Written by attorney Brian David Lerner

Chapter 13 Plan: Complying with the Code and Filing in Good Faith

First, as is described in other areas of this Blog, all of the mandatory provisions of a Chapter 13 must be in the Plan.

The debtor must be eligible to file the Chapter 13 which means that the debts cannot be above the ceiling.

If there is a matter that must be decided in an adversary proceeding, then that adversary proceeding must be filed (i.e. discharge of a debt)

Good Faith

The court must find that the action of the debtor in filing the petition was in good faith. Although “good faith" is not defined by the Code, it probably requires consideration of the same matters relevant to whether the Chapter 13 plan was proposed in “good faith". There is the issue when the debtor files a Chapter 7 and must convert to a Chapter 13 because he does not pass the means test and whether that is in good faith. The Chapter 13 plan must have been proposed in “good faith" and “not by any means forbidden by law. ‘Good faith’ is a pervasive concept in the Bankruptcy Code and plays a role in the determination whether a chapter 13 plan may be confirmed.

If no timely objection has been filed, the court may find, without receiving evidence, that the plan has been proposed in good faith and not by any means forbidden by law. If an objection is filed, a hearing must be held and the burden is on the debtor to establish “good faith." Notwithstanding the above presumption, some cases hold that the bankruptcy court has an independent duty to make a considered assessment of the debtor’s good faith, even when no objection to the plan has been filed.

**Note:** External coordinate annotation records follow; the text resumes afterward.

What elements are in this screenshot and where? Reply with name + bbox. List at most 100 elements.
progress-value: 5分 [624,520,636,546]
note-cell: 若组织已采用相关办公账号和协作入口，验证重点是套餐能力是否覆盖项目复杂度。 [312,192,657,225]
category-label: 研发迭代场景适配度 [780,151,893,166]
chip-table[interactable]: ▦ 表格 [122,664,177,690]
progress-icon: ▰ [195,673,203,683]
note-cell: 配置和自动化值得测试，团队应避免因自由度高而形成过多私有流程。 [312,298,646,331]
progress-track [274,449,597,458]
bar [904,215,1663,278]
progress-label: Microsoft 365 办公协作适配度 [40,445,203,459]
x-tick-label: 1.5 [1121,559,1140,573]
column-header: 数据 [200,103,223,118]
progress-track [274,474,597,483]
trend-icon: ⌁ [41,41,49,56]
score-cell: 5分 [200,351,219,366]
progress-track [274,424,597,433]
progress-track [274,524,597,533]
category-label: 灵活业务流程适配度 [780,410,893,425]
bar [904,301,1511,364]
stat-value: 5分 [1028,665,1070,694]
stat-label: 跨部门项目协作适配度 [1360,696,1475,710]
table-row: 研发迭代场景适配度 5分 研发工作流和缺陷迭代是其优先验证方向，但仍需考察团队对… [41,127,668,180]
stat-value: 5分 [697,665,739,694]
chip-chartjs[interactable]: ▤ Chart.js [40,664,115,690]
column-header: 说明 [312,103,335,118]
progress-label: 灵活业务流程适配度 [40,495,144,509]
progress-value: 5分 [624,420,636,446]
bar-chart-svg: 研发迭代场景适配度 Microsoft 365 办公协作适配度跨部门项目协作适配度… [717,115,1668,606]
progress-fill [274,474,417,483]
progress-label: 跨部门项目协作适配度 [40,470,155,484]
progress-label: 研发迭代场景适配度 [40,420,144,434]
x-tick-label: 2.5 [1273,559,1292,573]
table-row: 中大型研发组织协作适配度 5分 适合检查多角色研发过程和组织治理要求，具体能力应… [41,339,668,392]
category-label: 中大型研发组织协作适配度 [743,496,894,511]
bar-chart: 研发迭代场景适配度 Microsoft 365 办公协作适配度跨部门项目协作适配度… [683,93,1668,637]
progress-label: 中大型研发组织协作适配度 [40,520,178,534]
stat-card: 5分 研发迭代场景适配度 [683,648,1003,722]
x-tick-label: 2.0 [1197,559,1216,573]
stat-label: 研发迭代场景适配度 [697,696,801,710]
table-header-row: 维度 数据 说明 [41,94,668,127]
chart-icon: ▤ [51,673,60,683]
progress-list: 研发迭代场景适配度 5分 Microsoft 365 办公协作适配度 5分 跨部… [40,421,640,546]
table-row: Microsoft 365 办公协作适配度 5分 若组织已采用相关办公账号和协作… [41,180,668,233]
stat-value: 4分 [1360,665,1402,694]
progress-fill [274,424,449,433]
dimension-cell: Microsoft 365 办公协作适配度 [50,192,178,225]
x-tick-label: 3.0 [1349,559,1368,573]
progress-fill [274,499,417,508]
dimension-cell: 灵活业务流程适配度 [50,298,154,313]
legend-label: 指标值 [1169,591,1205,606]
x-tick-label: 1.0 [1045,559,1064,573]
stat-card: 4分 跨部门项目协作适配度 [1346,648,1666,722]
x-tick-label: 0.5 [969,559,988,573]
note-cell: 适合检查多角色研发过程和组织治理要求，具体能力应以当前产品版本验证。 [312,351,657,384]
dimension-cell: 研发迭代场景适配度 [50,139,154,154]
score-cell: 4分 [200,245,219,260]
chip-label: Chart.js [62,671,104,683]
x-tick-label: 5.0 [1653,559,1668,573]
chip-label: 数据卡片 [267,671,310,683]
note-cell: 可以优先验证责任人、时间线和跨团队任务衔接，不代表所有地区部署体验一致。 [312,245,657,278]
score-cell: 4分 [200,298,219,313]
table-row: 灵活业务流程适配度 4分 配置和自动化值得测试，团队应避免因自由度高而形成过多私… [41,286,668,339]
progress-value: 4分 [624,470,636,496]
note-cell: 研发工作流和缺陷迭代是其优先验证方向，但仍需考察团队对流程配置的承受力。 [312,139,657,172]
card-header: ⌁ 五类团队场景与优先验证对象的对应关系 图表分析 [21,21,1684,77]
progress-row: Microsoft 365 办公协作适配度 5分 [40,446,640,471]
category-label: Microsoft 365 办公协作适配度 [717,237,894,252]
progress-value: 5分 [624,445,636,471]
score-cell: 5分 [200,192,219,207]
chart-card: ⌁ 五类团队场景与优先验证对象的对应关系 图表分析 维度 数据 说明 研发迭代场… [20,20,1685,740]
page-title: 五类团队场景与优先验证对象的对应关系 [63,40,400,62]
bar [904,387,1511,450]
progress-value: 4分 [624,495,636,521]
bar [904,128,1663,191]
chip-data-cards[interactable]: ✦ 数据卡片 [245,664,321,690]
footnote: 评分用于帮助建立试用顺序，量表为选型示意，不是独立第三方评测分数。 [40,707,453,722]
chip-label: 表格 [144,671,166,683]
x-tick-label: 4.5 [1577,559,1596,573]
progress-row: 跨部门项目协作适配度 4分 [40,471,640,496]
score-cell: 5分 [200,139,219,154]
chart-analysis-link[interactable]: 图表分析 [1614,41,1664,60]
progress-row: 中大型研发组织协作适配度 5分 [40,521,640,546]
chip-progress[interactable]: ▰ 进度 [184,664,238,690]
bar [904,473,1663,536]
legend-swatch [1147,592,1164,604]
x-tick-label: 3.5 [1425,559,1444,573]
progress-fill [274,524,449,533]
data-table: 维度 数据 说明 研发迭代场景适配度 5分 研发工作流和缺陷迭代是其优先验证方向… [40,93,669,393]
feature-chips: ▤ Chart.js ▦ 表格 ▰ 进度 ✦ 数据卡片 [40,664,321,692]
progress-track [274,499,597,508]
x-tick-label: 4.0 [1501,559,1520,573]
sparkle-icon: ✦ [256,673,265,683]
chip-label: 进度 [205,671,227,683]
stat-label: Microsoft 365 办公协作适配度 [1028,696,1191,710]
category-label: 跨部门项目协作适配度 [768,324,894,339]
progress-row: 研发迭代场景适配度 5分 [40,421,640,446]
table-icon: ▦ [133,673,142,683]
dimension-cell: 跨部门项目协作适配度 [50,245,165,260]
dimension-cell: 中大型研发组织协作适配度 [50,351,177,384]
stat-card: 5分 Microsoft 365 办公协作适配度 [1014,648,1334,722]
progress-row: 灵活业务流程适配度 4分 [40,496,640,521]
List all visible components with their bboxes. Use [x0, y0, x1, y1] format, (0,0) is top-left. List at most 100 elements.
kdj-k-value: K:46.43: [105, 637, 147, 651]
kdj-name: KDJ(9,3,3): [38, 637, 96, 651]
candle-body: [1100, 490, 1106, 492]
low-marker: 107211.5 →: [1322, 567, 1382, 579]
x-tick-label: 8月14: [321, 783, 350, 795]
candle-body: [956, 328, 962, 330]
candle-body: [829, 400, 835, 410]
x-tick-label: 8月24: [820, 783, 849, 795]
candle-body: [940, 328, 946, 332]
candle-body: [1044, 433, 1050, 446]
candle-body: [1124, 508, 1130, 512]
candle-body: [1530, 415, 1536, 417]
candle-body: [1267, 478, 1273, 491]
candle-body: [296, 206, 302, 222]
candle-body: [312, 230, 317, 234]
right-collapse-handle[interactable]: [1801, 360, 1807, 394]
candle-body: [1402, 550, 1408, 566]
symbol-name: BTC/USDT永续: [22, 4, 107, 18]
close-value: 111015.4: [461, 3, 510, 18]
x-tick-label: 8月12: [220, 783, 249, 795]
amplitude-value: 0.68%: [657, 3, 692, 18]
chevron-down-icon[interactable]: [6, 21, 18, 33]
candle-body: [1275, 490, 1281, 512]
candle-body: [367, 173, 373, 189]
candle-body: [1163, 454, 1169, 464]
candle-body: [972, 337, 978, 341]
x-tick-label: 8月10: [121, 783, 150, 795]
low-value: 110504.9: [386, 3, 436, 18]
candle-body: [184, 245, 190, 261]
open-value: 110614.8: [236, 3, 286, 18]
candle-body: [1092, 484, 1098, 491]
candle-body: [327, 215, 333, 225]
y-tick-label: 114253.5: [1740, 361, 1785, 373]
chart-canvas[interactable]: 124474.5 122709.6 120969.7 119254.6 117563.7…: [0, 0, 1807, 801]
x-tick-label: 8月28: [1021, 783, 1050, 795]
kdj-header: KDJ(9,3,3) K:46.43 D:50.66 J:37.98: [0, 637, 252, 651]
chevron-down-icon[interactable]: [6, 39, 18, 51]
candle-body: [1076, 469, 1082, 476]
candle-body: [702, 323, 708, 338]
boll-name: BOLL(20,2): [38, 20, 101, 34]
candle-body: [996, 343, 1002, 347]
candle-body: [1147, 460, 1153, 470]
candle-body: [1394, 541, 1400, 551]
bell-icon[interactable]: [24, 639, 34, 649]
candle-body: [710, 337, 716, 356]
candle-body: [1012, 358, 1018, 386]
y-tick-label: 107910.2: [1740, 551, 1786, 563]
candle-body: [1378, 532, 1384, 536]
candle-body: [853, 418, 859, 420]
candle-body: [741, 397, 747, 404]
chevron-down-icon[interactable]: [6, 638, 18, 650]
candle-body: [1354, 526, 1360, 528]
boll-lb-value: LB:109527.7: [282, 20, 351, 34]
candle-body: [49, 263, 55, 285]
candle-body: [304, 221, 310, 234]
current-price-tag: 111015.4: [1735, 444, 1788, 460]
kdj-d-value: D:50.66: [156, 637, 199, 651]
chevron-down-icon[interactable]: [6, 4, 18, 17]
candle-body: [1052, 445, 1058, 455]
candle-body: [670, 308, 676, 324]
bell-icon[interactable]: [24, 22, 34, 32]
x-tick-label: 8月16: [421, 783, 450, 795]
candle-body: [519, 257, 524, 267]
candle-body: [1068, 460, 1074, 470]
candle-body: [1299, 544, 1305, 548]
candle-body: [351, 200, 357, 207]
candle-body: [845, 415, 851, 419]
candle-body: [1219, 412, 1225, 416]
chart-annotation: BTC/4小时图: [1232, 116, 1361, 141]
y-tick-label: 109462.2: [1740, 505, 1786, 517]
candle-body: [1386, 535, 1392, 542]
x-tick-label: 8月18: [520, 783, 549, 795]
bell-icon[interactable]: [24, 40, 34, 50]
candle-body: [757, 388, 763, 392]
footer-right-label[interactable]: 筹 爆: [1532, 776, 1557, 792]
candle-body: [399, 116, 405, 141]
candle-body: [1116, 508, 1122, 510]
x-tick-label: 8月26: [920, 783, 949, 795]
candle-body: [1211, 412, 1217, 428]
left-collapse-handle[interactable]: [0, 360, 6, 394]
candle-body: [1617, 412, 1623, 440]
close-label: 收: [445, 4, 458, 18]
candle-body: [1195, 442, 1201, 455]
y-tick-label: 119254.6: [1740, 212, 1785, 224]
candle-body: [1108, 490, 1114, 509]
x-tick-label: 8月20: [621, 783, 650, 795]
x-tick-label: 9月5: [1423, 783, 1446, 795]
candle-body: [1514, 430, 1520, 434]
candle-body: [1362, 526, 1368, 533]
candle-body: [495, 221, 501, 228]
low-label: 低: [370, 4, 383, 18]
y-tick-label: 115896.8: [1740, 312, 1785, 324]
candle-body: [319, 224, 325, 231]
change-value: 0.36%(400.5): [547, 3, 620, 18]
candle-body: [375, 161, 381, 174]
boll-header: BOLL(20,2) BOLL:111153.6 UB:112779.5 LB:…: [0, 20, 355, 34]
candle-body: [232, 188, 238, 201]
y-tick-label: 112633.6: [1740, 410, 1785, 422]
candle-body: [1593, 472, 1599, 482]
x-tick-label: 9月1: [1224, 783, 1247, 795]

Factors bearing on whether the plan was proposed in “good faith" include: —amount of proposed payments and amount of debtor’s surplus

—debtor’s employment history, earning ability and likelihood of future increases in income;

—probable or expected duration of the plan;

—accuracy of the plan’s statements of debts, expenses and percentage repayment of unsecured debt and whether any inaccuracies are an attempt to mislead the court

—extent of preferential treatment between creditor classes;

—extent to which secured claims are modified;

—type of debt sought to be discharged and whether any such debt is nondischargeable in Chapter 7

—existence of special circumstances (e.g., inordinate medical expenses);

—frequency with which the debtor has sought relief in bankruptcy

—debtor’s motivation and sincerity in seeking Chapter 13 relief ; and

—burden the plan’s administration would place on the Chapter 13 trustee.